Midway through the first act of Beautiful-The Carole King Musical, Carole (Abby Mueller) and her husband and song writing partner, Gerry Goffin (Liam Tobin), argue over whether their most recent collaborations are merely fun songs that lack layered complexities. At this stage in their young lives writing songs for '60s girl and R&B groups like the Shirelles and the Drifters, she is fine with fun, while he wants more complexity.
The whole argument seems a bit like running meta commentary from Douglas McGrath, who wrote the Beautiful book, and director Marc Bruni about this musical itself. While attempting to chronicle the early loves and songwriting years of the real life music icon, Beautiful searches for, and usually finds, a balance of fun and complexity.
The show begins and ends with King’s triumphant concert at Carnegie Hall several months after the debut of her monumental album, Tapestry. From this glimpse into the future we move back to her beginnings, as she sells her first song at age 16 and soon meets Goffin. The first act immerses the audience and King into the factory-like world of hit record production in the 1960s, where songwriters didn’t sing their own material and singing groups many times didn’t write their own music.
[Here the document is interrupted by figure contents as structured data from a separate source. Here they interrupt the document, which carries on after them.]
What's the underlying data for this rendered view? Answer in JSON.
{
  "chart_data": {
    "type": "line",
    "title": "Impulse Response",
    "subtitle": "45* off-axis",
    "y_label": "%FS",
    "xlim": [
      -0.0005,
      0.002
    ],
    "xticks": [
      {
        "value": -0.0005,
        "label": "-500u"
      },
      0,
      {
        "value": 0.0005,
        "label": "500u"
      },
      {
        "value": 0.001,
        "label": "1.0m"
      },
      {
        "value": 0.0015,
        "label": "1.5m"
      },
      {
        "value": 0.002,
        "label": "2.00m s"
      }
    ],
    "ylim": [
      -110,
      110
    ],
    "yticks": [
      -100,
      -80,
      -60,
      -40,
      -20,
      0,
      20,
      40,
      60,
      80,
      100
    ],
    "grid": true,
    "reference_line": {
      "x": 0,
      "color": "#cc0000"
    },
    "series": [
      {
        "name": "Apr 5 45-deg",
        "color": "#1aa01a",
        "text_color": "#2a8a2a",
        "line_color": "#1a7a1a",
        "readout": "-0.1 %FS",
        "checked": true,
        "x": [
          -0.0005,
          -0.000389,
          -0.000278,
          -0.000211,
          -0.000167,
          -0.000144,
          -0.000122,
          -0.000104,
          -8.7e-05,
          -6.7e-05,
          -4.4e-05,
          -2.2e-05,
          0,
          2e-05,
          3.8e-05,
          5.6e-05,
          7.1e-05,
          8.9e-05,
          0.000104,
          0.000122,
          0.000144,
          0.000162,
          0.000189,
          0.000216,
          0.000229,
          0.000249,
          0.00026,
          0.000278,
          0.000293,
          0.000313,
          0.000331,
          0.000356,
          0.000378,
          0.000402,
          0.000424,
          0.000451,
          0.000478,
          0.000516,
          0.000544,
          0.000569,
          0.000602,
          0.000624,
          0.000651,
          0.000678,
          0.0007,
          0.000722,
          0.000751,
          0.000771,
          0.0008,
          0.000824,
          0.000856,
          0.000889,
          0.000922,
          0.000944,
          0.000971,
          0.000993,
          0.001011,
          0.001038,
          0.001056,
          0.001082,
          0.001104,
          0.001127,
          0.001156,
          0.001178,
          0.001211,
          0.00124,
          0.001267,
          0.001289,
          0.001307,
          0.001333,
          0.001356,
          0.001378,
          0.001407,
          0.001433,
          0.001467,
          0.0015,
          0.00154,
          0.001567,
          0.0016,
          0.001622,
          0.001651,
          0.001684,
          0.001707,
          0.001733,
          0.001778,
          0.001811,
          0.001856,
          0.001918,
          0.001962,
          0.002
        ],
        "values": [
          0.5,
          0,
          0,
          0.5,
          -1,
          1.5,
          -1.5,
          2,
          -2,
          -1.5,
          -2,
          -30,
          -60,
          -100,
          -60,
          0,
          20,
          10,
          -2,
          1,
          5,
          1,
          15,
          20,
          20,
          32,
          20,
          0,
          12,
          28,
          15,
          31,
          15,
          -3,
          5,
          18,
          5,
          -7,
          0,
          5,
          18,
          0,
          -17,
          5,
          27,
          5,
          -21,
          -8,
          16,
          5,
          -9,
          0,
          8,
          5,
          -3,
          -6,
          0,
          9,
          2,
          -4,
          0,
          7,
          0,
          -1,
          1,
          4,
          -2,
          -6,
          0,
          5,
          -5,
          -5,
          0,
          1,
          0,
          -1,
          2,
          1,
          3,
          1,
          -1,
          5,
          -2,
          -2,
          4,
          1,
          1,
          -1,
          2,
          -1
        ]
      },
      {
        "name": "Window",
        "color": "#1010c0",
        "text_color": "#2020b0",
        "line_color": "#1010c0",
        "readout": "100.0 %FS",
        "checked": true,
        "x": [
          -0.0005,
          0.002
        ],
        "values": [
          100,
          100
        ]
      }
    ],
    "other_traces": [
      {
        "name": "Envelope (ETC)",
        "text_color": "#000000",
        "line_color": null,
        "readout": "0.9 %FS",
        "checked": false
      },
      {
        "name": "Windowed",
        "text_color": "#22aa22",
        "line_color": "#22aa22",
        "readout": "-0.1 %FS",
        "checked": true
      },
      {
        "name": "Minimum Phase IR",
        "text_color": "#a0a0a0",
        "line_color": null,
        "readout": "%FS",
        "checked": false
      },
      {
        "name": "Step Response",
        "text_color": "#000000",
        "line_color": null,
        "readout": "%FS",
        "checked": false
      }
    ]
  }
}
Much of the fun of the show comes from these little bits of musical history and many “aha” moments as we learn how those classic '60s songs we all know — even those born decades later, like “On Broadway,” “Will You Love Me Tomorrow” and “You’ve Lost that Loving Feeling” were first created. Most of the music and lyrics of Beautiful come from King and Goffin and Barry Mann and Cynthia Weil.
Some of that complexity arrives as we watch King’s relationship with her husband wither even as they create beautiful music together. Mueller makes King’s self-depreciation and lack of confidence ring true even while we might think: You’re Carole “It’s Too Late” King, kick his two-timing ass. Yet, Tobin manages to bring sympathy to the cheating Goffin whose artistic ambitions, at least, are admirable. If only he didn’t try to get in touch with the music of the times by searching for that new sound in other women’s beds.
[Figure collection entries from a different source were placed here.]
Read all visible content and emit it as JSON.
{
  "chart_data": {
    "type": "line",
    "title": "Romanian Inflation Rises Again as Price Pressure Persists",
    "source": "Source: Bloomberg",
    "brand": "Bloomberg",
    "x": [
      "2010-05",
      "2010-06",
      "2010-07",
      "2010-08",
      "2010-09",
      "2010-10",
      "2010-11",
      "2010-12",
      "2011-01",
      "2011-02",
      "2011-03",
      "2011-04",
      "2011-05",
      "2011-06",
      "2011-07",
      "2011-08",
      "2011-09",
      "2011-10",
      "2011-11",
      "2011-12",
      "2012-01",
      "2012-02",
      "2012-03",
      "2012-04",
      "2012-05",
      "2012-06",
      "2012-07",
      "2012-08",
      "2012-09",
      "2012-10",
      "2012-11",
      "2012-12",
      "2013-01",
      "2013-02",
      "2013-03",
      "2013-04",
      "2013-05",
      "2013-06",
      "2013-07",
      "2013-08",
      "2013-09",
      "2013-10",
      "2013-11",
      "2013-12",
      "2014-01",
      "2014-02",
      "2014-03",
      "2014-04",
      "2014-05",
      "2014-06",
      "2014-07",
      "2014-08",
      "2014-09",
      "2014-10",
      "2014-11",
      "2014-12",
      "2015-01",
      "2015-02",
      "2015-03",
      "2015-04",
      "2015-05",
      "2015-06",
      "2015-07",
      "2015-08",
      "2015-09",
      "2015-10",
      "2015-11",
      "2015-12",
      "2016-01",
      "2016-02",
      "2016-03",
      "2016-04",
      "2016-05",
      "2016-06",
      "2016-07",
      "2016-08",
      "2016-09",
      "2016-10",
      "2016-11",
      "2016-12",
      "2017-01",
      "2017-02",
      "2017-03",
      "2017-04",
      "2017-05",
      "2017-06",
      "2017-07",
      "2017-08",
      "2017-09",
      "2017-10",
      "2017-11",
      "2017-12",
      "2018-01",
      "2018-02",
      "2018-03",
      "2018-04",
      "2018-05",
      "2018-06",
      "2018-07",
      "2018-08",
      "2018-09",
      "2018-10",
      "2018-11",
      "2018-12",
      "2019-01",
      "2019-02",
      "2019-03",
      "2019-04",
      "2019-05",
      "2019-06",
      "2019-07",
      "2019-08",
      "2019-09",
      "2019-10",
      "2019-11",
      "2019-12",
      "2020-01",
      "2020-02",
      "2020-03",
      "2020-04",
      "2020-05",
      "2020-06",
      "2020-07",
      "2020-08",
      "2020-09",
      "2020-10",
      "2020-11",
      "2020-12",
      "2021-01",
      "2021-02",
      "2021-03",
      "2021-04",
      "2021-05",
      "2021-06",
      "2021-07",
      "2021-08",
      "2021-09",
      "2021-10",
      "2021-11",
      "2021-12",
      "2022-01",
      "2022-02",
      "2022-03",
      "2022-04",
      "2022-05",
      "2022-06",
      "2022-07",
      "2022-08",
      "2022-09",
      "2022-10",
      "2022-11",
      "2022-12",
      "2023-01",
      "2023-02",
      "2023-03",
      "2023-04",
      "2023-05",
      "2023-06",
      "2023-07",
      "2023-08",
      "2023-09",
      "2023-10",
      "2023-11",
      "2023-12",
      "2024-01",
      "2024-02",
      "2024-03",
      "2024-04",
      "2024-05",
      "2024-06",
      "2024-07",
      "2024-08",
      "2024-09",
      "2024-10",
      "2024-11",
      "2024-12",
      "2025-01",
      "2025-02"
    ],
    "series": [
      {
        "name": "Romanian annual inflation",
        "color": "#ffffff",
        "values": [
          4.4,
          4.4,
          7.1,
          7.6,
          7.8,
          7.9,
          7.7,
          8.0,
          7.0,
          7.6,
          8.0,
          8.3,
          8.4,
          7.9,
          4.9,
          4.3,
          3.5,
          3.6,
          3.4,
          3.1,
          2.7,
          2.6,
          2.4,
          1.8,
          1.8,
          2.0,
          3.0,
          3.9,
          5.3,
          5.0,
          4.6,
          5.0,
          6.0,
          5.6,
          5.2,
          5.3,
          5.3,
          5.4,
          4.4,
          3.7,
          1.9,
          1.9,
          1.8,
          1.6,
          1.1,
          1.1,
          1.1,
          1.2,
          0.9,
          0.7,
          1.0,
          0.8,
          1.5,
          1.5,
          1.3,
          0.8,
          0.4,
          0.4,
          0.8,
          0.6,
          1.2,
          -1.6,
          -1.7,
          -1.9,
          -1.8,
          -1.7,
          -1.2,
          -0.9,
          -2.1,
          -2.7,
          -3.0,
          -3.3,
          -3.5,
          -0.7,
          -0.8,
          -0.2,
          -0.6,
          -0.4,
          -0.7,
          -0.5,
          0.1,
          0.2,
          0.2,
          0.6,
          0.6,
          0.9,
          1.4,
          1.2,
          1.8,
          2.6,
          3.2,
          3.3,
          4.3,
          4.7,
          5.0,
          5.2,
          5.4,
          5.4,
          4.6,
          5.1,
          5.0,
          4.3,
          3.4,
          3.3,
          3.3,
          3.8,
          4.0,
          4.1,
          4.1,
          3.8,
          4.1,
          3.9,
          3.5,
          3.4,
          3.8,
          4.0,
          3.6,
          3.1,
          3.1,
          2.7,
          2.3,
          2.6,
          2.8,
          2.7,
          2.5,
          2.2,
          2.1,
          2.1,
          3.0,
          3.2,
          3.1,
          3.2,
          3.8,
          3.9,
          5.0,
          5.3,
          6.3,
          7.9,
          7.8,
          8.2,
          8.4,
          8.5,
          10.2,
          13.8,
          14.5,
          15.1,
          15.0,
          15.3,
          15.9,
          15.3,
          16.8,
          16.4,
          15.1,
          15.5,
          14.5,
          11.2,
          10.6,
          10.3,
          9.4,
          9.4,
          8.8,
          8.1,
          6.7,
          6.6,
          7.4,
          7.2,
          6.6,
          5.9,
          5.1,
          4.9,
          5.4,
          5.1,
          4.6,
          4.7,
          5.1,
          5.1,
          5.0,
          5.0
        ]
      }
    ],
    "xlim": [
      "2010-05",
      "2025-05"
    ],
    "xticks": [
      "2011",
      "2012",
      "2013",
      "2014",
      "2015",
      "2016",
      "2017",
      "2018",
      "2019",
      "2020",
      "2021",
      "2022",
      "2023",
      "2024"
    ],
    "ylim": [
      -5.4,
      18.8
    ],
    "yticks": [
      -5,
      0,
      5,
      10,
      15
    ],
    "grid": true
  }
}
The multitude of scenes in the first act with Goffin wanting something more, but never being satisfied with his own achievements, while King buys into dreams of some suburban ideal, could get tedious fast, and writer Bruni and director McGrath appear to know this. Almost every marital strife scene is countered with the comic, yet genuine and loving, relationship between Barry Mann (Ben Fankhauser) and Cynthia Weil (Becky Gulsvig).
Fankhauser and Gulsvig are delightful as the friends and songwriting rivals to King and Goffin, but they also serve as a kind of functional and illuminating relationship mirror to the King/Goffin angst. In fact, I became so invested in the Mann and Weil team, after the show I immediately checked online hoping they had stayed together. They have. Curt Bouril as super producer Don Kirshner is another performance that adds lots of lightness to Beautiful.
One issue in the show that does disturb that fun/complexity balance is the length and breadth of the first act. Everyone and thing, including the radio inspired set, designed by Derek McLane, speeds through those early years and many songs of King’s life. (Furniture, pianos and whole columns of retro speakers, which frame the stage at times, are remotely whisked on and off stage with every new scene change.) This keeps the fun level high throughout the show, but at times mutes some of that complexity.
There’s so many King and Goffin and Mann and Weil songs to introduce, that when we finally get to King’s weaving of her Tapestry album, in act two, there’s little time left for Mueller to depict the pain and joy that leads to its creation. Mueller is certainly up to the task, but she often needs to rush though her emotional epiphanies. Many times, director McGrath seems to leave it up to the music to bring that complexity to the story. As King tentatively debuts “It’s Too Late” in a near-empty night club, Mueller puts all the pain of the breakup into each note and word.
In the end, it’s definitely a fun journey as King gets us to Carnegie Hall, but Beautiful might have been all the richer if we could have seen a little more of her later practice, practice, practice without Goffin.
Beautiful-the Carole King Musical runs through June 5 at the Hobby Center.